In this section we introduce an algorithm that calculates a region of the entire map, that is, a grid with a certain origin, width, height and cell size. We already have an algorithm to calculate a rectangle. But it might take too much time to calculate thousands or millions of rectangles individually to display on the screen. This method brings imaging in the realm of reality.

The algorithm is actually pretty simple, we could call it "zoom and crop". We start with the whole area. We do one level of splitting, doubling the current image size, and then discard the squares outside the zone we need. We repeat these steps until satisfied with the accuracy. This algorithm will always give us squares of size 2^R on 2^R boundaries, so if the grid does not nicely aligned, we will need some cheating. We can take as all the stars of the block were sitting at the center, and include in the right pixel. Or split proportionally to the area. We can increase the accuracy by going a few levels deeper. But we can also just align our grid to the boundaries provided by the algorithm.

illustration of zoom and crop, outside blocks are ignored for the rest of the process

Let's observe that we can preallocate the final grid and work inside it. As can be seen on the above image, the resolution increases monotone with each iteration. We started with 1✕1, then advanced to 2✕2 then 4✕3 and 7✕5. On top of that, we can always find an order in which we can split cells and place their results in their final places in a way that we don't override cells we need later. For example we can make sure that every image is located in the top left corner of your array, and start the next round in the bottom right corner.

With this algorithm, it is pretty straightforward to implement your supersized star map in some actual video game, with the zoom feature enabled. In the next section, we will explain why you shouldn't.

Lowering Expectations ⇡

We're very sorry for not providing you with the software itself, or any images generated with it. It is a longer story. Instead, we just tell you what you can expect. It will be a disappointment in many sense, but there is an important lesson to learn here.

We will describe the results to you with enough detail that you can imagine. On the bottom, you see a star field that looks like all star fields do: dots without any structure at all. If you look for it, you might identify a cart, a stick figure, some animal, but of course it is more our brain's doing than actual shapes in the stars. As you zoom out, the sheer lack of structure becomes painfully apparent. Initially the stars blend into a noise, then into a uniform gray paint. All the features of our stellar neighborhood, like nebulae, clusters, anything of the sort are absent. Why our virtual world is so boring?

Actually we've told you already why. As was said: "whatever features there are in your world, there has to be a corresponding element in the algorithm". But we don't have anything in our algorithm other than uniform distribution. We told the system to generate uniform output, so it did. We have no right to lament, we got what we've asked for. We hoped that some interesting structure will show up, but it is real life, wishes don't work around here. If we want something to look at, we need to code it.

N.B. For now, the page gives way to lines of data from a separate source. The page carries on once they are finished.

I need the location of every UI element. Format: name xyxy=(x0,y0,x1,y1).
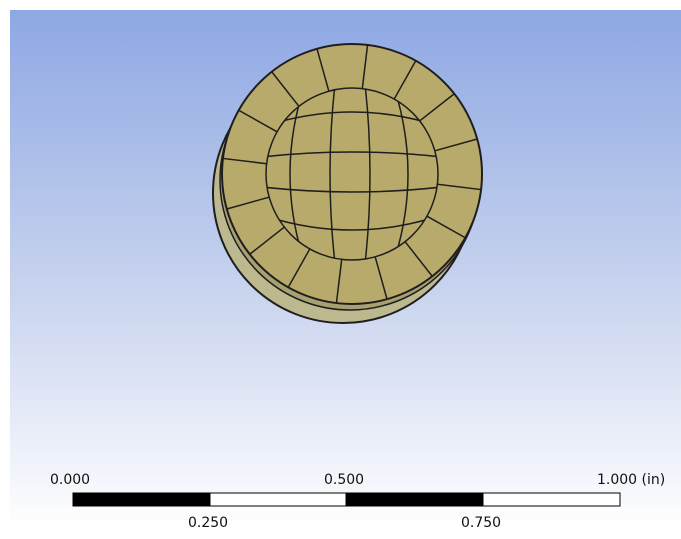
viewport: 0.000 0.500 1.000 (in) 0.250 0.750 xyxy=(0,0,681,539)
scale-label: 0.000 xyxy=(50,472,90,488)
scale-label: 0.500 xyxy=(324,472,364,488)
scale-segment xyxy=(483,493,620,506)
disc-top xyxy=(222,44,482,304)
scale-label: 0.250 xyxy=(188,515,228,531)
scale-segment xyxy=(210,493,346,506)
scale-label: 0.750 xyxy=(461,515,501,531)
scale-segment xyxy=(346,493,483,506)
scale-segment xyxy=(73,493,210,506)
scale-label: 1.000 (in) xyxy=(597,472,665,488)
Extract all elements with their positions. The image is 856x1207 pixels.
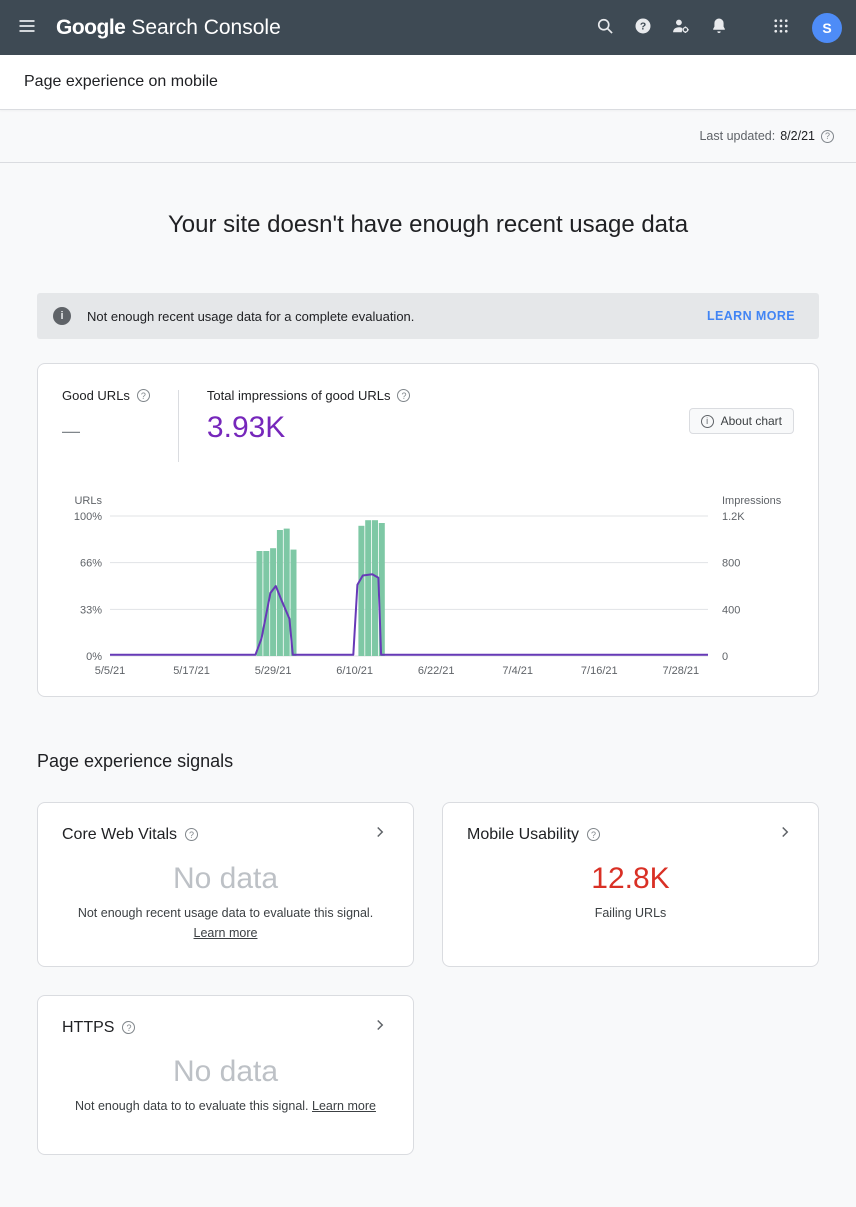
last-updated-value: 8/2/21 [780, 129, 815, 143]
page-breadcrumb: Page experience on mobile [24, 73, 218, 90]
card-description: Failing URLs [594, 906, 667, 920]
card-title: HTTPS [62, 1018, 115, 1036]
about-chart-info-icon: i [700, 414, 714, 428]
card-title: Mobile Usability [467, 825, 580, 843]
topbar-actions: ? S [586, 9, 842, 47]
page-bottom-spacer [0, 1155, 856, 1207]
learn-more-link[interactable]: Learn more [193, 926, 258, 941]
vertical-divider [177, 390, 179, 462]
app-logo[interactable]: Google Search Console [56, 16, 281, 40]
svg-text:0: 0 [722, 651, 728, 663]
about-chart-button[interactable]: i About chart [688, 408, 794, 434]
learn-more-link[interactable]: Learn more [312, 1099, 376, 1114]
signals-grid: Core Web Vitals ? No data Not enough rec… [37, 802, 819, 1156]
svg-text:URLs: URLs [74, 495, 102, 507]
svg-text:800: 800 [722, 558, 740, 570]
hamburger-icon [17, 16, 37, 39]
notifications-button[interactable] [700, 9, 738, 47]
chart-header: Good URLs ? — Total impressions of good … [62, 388, 794, 462]
svg-text:1.2K: 1.2K [722, 511, 745, 523]
banner-message: Not enough recent usage data for a compl… [87, 308, 415, 324]
apps-grid-button[interactable] [762, 9, 800, 47]
learn-more-button[interactable]: LEARN MORE [706, 309, 795, 323]
svg-text:?: ? [640, 22, 646, 33]
svg-text:5/17/21: 5/17/21 [173, 665, 210, 677]
svg-text:6/22/21: 6/22/21 [418, 665, 455, 677]
signals-section-title: Page experience signals [37, 751, 234, 771]
last-updated-row: Last updated: 8/2/21 ? [0, 110, 856, 162]
svg-text:33%: 33% [80, 604, 102, 616]
svg-text:100%: 100% [74, 511, 102, 523]
mobile-usability-help-icon[interactable]: ? [587, 828, 601, 841]
account-avatar[interactable]: S [812, 12, 842, 43]
main-content: Last updated: 8/2/21 ? Your site doesn't… [0, 110, 856, 1207]
impressions-help-icon[interactable]: ? [397, 389, 411, 402]
section-divider [0, 162, 856, 163]
svg-text:7/28/21: 7/28/21 [662, 665, 699, 677]
svg-text:Impressions: Impressions [722, 495, 782, 507]
user-settings-button[interactable] [662, 9, 700, 47]
svg-text:66%: 66% [80, 558, 102, 570]
chevron-right-icon [371, 1016, 389, 1039]
page-title: Your site doesn't have enough recent usa… [167, 211, 689, 238]
breadcrumb-bar: Page experience on mobile [0, 55, 856, 110]
chevron-right-icon [776, 823, 794, 846]
bell-icon [709, 16, 729, 39]
good-urls-metric: Good URLs ? — [62, 388, 150, 442]
svg-text:7/16/21: 7/16/21 [581, 665, 618, 677]
impressions-label: Total impressions of good URLs [206, 388, 391, 403]
impressions-metric: Total impressions of good URLs ? 3.93K [207, 388, 411, 445]
card-description: Not enough recent usage data to evaluate… [62, 904, 389, 942]
usage-chart-card: Good URLs ? — Total impressions of good … [37, 363, 819, 697]
svg-text:5/5/21: 5/5/21 [95, 665, 126, 677]
svg-text:7/4/21: 7/4/21 [502, 665, 533, 677]
menu-button[interactable] [8, 9, 46, 47]
core-web-vitals-help-icon[interactable]: ? [185, 828, 199, 841]
top-app-bar: Google Search Console ? [0, 0, 856, 55]
card-value: No data [172, 862, 279, 895]
help-icon: ? [633, 16, 653, 39]
search-icon [595, 16, 615, 39]
svg-text:0%: 0% [86, 651, 102, 663]
card-description: Not enough data to to evaluate this sign… [75, 1099, 376, 1114]
https-card[interactable]: HTTPS ? No data Not enough data to to ev… [37, 995, 414, 1156]
usage-chart: URLs Impressions 100% 1.2K 66% 800 33% 400 0% 0 5/… [62, 492, 794, 682]
svg-text:6/10/21: 6/10/21 [336, 665, 373, 677]
card-value: No data [172, 1055, 279, 1089]
svg-text:400: 400 [722, 604, 740, 616]
logo-brand: Google [56, 15, 126, 39]
svg-text:5/29/21: 5/29/21 [255, 665, 292, 677]
chevron-right-icon [371, 823, 389, 846]
core-web-vitals-card[interactable]: Core Web Vitals ? No data Not enough rec… [37, 802, 414, 968]
card-title: Core Web Vitals [62, 825, 178, 843]
last-updated-help-icon[interactable]: ? [821, 129, 834, 143]
mobile-usability-card[interactable]: Mobile Usability ? 12.8K Failing URLs [442, 802, 819, 968]
help-button[interactable]: ? [624, 9, 662, 47]
search-button[interactable] [586, 9, 624, 47]
impressions-value: 3.93K [206, 411, 286, 444]
good-urls-label: Good URLs [62, 388, 130, 403]
last-updated-label: Last updated: [699, 129, 776, 143]
about-chart-label: About chart [720, 414, 782, 428]
card-value: 12.8K [591, 862, 670, 895]
good-urls-value: — [62, 421, 80, 441]
user-settings-icon [671, 16, 691, 39]
apps-grid-icon [772, 17, 790, 38]
https-help-icon[interactable]: ? [122, 1021, 136, 1035]
logo-product: Search Console [131, 15, 281, 39]
good-urls-help-icon[interactable]: ? [136, 389, 150, 402]
info-banner: i Not enough recent usage data for a com… [37, 293, 819, 339]
info-icon: i [53, 307, 71, 325]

This extends to every feature we might add. Make it not uniform but more dense near the center: you get exactly that, a boring sea of stars that just gets more crowded near the center. Same difference. If you add waves, you get waves. If you add arms, you get arms. It will be not any less boring. The reason why our real galaxy is rich in features is that it has a lot of rules, the laws of physics, a lot of initial variations, and long long time to evolve. A lot of computational complexity went into the universe. You will not generate an interesting world with a few lines of code. Randomness will not do your job. It just changes what your job is. Remember that when you decide to include procedural generation in your game, or else you might get involved in the biggest debacle in video game history. You know the one I mean.